Pour nous Sénégalais, la particularité de ce film réside dans la participation de Baba Maal dont la voix y retentit de façon nette, audible et authentique. Le son du tama sénégalais, qui ronchonne à quelques endroits, aussi. Cette ouverture vers le Sénégal rend crédible la trame, un blockbuster politique et social dans une Afrique magnifiée. Black Panther, c’est avant tout l’histoire d’un pays africain qui domine toutes les autres nations du monde, mais dont nul n’a jamais entendu parler, car il se protège farouchement contre toute intrusion extérieure.

Pour l’auteur de la musique du film, Ludwig Göransson, c’était une évidence.
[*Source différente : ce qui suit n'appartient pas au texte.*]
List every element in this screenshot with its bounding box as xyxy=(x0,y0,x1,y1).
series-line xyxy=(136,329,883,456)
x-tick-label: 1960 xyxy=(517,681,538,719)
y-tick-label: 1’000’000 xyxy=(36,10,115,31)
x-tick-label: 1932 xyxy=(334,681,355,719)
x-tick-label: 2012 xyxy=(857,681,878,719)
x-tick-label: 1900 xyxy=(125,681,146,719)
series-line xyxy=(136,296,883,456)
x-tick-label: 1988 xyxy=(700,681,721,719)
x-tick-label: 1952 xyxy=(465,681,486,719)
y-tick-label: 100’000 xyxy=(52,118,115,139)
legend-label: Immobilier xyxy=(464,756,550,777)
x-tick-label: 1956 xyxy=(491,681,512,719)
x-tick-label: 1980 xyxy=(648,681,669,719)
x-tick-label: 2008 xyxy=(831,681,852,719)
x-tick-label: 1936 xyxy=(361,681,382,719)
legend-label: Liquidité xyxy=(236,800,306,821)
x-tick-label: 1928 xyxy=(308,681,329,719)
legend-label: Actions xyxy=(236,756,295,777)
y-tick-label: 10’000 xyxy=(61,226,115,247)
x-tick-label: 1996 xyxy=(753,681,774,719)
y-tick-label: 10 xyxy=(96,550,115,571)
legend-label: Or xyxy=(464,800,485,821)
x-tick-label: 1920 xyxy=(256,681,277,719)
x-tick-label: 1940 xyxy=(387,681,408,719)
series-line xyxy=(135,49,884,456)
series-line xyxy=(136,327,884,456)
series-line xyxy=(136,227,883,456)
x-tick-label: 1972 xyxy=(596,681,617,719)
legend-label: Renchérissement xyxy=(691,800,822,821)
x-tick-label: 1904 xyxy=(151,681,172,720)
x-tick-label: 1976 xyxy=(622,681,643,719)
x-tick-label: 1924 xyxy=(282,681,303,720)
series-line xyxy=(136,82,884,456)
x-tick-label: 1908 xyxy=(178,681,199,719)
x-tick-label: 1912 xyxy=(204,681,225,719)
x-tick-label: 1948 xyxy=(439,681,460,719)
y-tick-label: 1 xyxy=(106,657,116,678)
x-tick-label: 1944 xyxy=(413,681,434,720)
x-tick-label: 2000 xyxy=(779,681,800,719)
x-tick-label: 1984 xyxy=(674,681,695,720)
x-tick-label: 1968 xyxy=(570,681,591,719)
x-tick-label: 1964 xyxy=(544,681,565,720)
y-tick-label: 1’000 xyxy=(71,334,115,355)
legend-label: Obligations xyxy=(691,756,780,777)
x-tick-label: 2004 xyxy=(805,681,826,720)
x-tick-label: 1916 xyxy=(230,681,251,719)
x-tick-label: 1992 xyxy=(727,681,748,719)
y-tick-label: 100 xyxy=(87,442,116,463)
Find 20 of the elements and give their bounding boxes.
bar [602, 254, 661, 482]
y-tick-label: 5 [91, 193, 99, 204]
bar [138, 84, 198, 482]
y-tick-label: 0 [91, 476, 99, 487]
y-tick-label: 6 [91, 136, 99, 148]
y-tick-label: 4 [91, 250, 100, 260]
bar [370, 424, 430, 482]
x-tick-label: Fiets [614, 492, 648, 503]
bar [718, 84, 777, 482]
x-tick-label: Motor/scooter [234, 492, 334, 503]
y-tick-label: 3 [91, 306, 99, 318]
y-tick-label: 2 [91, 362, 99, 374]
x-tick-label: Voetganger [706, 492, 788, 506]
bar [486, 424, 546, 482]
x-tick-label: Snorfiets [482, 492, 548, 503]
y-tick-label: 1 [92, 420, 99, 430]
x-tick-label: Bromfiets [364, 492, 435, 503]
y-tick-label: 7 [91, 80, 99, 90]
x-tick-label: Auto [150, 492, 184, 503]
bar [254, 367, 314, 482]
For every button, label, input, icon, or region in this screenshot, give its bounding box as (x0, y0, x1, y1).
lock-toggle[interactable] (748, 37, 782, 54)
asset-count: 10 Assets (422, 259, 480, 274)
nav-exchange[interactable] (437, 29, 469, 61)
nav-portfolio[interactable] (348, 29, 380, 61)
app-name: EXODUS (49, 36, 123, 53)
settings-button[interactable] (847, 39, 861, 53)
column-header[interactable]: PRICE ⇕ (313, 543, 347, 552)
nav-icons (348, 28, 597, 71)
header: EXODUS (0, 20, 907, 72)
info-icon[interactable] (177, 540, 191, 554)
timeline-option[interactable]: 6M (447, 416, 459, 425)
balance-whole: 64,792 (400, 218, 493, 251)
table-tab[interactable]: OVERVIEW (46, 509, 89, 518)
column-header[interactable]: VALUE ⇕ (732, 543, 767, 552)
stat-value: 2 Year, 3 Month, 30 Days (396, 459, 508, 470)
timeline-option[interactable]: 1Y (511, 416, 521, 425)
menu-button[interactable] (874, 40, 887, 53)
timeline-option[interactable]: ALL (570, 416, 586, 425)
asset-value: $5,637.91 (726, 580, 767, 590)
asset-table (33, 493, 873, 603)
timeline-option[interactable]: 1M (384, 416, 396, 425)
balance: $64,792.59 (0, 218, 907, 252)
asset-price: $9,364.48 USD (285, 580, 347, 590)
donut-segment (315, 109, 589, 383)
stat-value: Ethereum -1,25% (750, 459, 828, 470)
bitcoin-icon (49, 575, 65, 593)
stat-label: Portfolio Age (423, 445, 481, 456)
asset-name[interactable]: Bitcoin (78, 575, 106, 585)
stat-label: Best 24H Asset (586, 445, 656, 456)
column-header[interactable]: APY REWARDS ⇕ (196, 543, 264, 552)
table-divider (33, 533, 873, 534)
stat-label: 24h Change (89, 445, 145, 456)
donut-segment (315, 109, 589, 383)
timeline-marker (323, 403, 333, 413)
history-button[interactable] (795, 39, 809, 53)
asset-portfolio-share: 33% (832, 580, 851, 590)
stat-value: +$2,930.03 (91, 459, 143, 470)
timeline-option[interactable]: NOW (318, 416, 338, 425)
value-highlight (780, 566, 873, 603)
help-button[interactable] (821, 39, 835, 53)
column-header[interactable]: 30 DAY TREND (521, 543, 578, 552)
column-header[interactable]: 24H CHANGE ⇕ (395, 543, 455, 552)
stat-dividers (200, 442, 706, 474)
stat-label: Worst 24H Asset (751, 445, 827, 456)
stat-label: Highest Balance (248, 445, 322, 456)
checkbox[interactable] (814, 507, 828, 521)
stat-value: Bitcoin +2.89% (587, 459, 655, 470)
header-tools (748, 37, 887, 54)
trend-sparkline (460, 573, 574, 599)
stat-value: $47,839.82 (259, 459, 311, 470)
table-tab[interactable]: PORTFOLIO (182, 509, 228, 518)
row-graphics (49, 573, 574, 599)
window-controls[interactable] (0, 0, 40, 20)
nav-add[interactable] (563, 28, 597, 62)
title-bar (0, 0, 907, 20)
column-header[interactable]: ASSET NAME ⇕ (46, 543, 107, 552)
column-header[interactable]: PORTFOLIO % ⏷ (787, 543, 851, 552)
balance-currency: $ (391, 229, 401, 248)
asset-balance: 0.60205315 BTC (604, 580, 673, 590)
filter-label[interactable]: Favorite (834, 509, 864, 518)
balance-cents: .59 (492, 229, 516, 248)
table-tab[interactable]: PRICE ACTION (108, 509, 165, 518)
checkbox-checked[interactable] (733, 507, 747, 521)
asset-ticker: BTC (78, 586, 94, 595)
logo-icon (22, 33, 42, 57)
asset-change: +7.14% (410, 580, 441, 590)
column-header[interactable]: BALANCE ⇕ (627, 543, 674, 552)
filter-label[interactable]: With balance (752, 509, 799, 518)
Il était important pour lui de puiser son inspiration dans les racines africaines. « J’ai fait un voyage de recherche d’un mois en Afrique, un de mes amis m’a mis en contact avec l’artiste Baba Maal et il nous a invités à venir avec lui », raconte-t-il.

Plus de 10 films à succès
Au Sénégal, le Roi du Yela est un artiste comme les autres mais sur le plan international, il est l’un des rares à briller dans le cinéma. Sa musique a été utilisée dans près de dix films à succès : une consécration. Même si les réseaux sociaux ont amplifié le buzz autour de sa contribution dans ce film, peu savent que Baaba Maal est un habitué des soundtracks de films. Depuis sa participation en 1988 à l’album Passion de Peter Gabriel qui compile les musiques du film The Last Temptation of Christ, Baaba Maal enchaîne les succès dans le domaine du cinéma.

Au Sénégal, sa musique est associée au film culte de Sembène, Guelewar en 1998. La même année son tube Call to Prayer avec Peter Gabriel est joué dans le film Why do fools fall in love où Halle Berry est l’actrice principale. En 2014, il participe à la musique du film Exodus : Gods and Kings de Ridley Scott. En 2001, il avait réalisé deux titres dans le film phénoménal Black Hawk Down (La Chute du faucon Noir) et toute la musique du jeu vidéo Far Cry 2. En 2001, sa chanson Souka Nayo est entendu dans la série culte Sex in the City et en 2002, le même titre fait partie des musiques du film Just a Kiss de Fisher Stevens.

En 2011, il compose la musique du documentaire Life in a Day (Documentary). Baba Maal a aussi été reconnu par la BBC Music en 2014 avec sa contribution au remake de The Beach Boys song « God Only Knows ». En 2016, il est en featuring avec d’autres artistes américains dans le premier épisode de la série télévisé The Tonight Show Starring Jimmy Fallon (TV Series). Sa voix, son timbre vocal et sa maîtrise de la musique font de lui l’un des meilleurs ambassadeurs de la culture africaine.